Enhancing Retinal Fundus Image Quality Assessment with Swin-Transformer-Based Learning Across Multiple Color-Spaces
Chengcheng Huang,Yukang Jiang,Xiaochun Yang,Chiyu Wei,Hongyu Chen,Weixue Xiong,Henghui Lin,Xueqin Wang,Ting Tian,Haizhu Tan
DOI: https://doi.org/10.1167/tvst.13.4.8
2024-01-01
Translational Vision Science & Technology
Abstract:Purpose:The assessment of retinal image (RI) quality holds significant importance in both clinical trials and large datasets, because suboptimal images can potentially conceal early signs of diseases, thereby resulting in inaccurate medical diagnoses. This study aims to develop an automatic method for Retinal Image Quality Assessment (RIQA) that incorporates visual explanations, aiming to comprehensively evaluate the quality of retinal fundus images (RIs).Methods:We developed an automatic RIQA system, named Swin-MCSFNet, utilizing 28,792 RIs from the EyeQ dataset, as well as 2000 images from the EyePACS dataset and an additional 1,000 images from the OIA-ODIR dataset. After preprocessing, including cropping black regions, data augmentation, and normalization, a Swin-MCSFNet classifier based on the Swin-Transformer for multiple color-space fusion was proposed to grade the quality of RIs. The generalizability of Swin-MCSFNet was validated across multiple data centers.
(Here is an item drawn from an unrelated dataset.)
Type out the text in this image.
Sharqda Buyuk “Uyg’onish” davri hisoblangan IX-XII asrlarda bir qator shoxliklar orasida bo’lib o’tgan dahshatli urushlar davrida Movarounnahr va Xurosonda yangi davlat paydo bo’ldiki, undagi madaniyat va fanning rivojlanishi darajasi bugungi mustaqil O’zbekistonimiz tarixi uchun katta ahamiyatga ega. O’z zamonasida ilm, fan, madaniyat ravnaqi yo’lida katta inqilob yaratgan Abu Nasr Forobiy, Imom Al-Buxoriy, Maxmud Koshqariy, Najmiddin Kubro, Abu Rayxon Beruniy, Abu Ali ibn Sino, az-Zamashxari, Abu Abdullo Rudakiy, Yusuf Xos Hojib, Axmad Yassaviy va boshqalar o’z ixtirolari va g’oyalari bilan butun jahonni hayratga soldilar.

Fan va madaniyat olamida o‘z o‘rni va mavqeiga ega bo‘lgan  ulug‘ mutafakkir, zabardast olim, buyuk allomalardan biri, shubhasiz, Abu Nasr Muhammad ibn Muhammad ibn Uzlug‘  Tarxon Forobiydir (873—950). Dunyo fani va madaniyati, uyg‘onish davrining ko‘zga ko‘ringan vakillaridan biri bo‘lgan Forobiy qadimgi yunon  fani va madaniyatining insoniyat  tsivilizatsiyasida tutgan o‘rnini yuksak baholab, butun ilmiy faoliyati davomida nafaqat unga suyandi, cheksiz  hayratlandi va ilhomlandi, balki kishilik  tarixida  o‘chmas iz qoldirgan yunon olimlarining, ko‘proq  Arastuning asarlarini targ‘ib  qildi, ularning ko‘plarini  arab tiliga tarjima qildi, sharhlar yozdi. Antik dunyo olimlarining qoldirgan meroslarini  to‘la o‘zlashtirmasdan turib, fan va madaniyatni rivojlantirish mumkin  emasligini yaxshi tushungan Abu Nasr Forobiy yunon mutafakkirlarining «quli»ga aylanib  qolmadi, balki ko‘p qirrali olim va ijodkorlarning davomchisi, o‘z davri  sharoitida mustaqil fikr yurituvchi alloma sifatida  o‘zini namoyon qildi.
Additionally, for enhanced interpretability, a Score-CAM-generated heatmap was applied to provide visual explanations.Results:Experimental results reveal that the proposed Swin-MCSFNet achieves promising performance, yielding a micro-receiver operating characteristic (ROC) of 0.93 and ROC scores of 0.96, 0.81, and 0.96 for the "Good," "Usable," and "Reject" categories, respectively. These scores underscore the accuracy of RIQA based on Swin-MCSF in distinguishing among the three categories. Furthermore, heatmaps generated across different RIQA classification scores and various color spaces suggest that regions in the retinal images from multiple color spaces contribute significantly to the decision-making process of the Swin-MCSFNet classifier.Conclusions:Our study demonstrates that the proposed Swin-MCSFNet outperforms other methods in experiments conducted on multiple datasets, as evidenced by the superior performance metrics and insightful Score-CAM heatmaps.Translational Relevance:This study constructs a new retinal image quality evaluation system, which will contribute to the subsequent research of retinal images.